Version originale du texte intégral

1 Introduction

Metal and metalloid pollutants are of particularly critical environmental concern as they can accumulate throughout the food web and induce severe health problems (e.g., Boyd, 2010). Some mineral phases abundant in nature offer huge reactive surfaces and can sorb or release metal pollutants depending on chemical conditions prevailing in the environment (e.g., Stumm et al., 1994). They can also catalyze redox reactions modifying the speciation of inorganic pollutants, and hence their mobility (e.g., Borch et al., 2010; Gadd, 2010). One goal of environmental mineralogists is to understand which mineral phases can impact the mobility of pollutants in various environmental settings, such as freshwater or soil systems, how they form, and finally how stable they are under changing environmental conditions. As a result it is possible to predict how modifications of environmental conditions may foster pollution events or to design efficient remediation strategies. Understanding interactions between minerals and metal pollutants has long been restricted to studies of abiotic systems.

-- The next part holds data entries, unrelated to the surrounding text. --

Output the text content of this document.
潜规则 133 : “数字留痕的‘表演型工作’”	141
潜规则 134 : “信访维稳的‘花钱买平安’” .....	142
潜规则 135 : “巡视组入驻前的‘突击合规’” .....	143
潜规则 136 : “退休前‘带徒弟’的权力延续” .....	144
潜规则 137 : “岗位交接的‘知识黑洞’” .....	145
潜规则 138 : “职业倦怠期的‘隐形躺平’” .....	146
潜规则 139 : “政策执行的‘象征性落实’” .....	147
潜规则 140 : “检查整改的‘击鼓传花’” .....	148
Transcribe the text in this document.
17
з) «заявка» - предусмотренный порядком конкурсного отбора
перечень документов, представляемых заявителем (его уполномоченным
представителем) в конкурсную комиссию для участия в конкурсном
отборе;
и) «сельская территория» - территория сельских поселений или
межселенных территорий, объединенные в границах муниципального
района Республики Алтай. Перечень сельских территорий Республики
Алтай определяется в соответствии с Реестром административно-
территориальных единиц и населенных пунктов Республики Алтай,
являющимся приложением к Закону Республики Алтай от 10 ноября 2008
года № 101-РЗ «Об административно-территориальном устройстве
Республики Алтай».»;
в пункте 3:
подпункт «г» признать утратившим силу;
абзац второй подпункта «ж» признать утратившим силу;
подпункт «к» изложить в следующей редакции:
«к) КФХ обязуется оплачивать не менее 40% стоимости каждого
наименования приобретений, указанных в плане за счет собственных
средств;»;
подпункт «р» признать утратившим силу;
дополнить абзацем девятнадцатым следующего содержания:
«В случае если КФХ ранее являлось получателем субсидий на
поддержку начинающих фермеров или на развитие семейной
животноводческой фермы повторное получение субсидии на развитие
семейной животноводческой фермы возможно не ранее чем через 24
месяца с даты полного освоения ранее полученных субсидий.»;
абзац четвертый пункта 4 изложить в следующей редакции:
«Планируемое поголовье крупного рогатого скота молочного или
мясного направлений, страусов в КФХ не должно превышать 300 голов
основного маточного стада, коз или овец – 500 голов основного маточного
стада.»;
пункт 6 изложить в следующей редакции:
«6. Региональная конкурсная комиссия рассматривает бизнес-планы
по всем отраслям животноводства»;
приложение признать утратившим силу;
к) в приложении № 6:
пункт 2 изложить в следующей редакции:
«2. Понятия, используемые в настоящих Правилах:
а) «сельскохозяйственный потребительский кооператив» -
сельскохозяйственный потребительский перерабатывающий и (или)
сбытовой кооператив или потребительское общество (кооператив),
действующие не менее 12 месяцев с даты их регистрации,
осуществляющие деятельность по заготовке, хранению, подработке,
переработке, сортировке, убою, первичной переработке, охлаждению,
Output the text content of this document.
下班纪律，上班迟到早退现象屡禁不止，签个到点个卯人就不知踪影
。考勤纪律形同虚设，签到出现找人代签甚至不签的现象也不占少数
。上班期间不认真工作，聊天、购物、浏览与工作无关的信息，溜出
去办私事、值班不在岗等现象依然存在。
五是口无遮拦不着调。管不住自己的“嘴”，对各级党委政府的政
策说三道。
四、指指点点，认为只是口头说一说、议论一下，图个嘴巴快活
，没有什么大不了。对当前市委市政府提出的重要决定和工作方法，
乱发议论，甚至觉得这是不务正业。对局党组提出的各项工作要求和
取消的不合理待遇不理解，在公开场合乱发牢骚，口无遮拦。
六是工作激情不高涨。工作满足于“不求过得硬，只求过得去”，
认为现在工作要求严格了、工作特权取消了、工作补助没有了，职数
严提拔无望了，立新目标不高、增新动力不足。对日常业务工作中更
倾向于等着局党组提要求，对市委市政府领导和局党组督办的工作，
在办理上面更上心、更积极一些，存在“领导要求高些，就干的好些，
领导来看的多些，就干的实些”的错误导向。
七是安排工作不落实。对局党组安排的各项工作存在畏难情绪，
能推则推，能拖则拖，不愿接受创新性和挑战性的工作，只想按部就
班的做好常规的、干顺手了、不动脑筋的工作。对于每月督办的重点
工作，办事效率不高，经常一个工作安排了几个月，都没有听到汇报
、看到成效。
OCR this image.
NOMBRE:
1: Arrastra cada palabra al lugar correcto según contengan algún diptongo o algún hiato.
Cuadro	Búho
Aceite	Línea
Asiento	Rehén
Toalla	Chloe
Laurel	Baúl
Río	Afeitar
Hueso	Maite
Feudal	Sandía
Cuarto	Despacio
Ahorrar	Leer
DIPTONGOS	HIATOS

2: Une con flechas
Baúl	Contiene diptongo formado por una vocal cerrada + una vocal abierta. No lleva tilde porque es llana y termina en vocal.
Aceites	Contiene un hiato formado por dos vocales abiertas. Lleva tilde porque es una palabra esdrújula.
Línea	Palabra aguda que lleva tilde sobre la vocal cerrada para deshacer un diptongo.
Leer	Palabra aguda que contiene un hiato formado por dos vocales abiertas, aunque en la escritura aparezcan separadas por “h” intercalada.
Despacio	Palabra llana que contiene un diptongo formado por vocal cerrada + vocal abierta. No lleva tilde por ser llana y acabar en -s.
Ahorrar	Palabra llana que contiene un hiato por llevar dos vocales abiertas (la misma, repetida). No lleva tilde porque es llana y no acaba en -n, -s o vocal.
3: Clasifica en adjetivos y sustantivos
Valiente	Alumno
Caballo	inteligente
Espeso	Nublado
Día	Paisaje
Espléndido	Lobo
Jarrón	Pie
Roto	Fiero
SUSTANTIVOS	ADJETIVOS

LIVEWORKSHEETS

However, it has been increasingly shown over the last 20 years that microorganisms, in particular bacteria, can impact significantly the mobility of metals as well (e.g., Warren and Ferris, 1998). Microorganisms are widespread even in the most extreme environments, including those with high metal concentrations (e.g., acid mine drainage, AMD) (Belnap et al., 2010; Denef et al., 2010; Xie et al., 2009). They comprise a high biomass including extracellular polymers offering very large reactive surface areas and high turnover rates (Nealson, 1997; Nealson and Stahl, 1997; Warren and Haack, 2001). In addition, they can catalyze a wide diversity of reactions, including redox reactions that can alter dramatically the speciation of metals and enhance or reduce their mobility (Borch et al., 2010; Newman and Banfield, 2002). As a consequence, microorganisms can stimulate or reduce pollutions. Two emblematic examples are the generation of acid mine drainages involving microbially catalyzed oxidation of metal sulfides in mine tailings (e.g., Elberling et al., 2000; Fowler et al., 2001) and massive contamination of groundwaters in SE Asia by arsenic released by microbially mediated reductive dissolution of As-bearing iron oxides (Islam et al., 2004; Polizzotto et al., 2008). Alternatively, microorganisms can form minerals by a process called biomineralization, which offers an interesting bioremediation strategy for capturing pollutants within relatively stable solid phases. Biomineralization occurs naturally in very diverse environments but may be artificially stimulated for bioremediation purposes as proposed in several past studies (e.g., Beazley et al., 2007; Senko et al., 2002; Yabusaki et al., 2007). However, in order to optimize this approach, assess its potential limitations and avoid possible drawbacks, we need to better understand mineral nucleation and growth processes in the presence of microorganisms, better assess the importance of biomineralization in natural environments and determine which specific microbial actors are involved, and consider the impact of biomineralization on the biology of microorganisms.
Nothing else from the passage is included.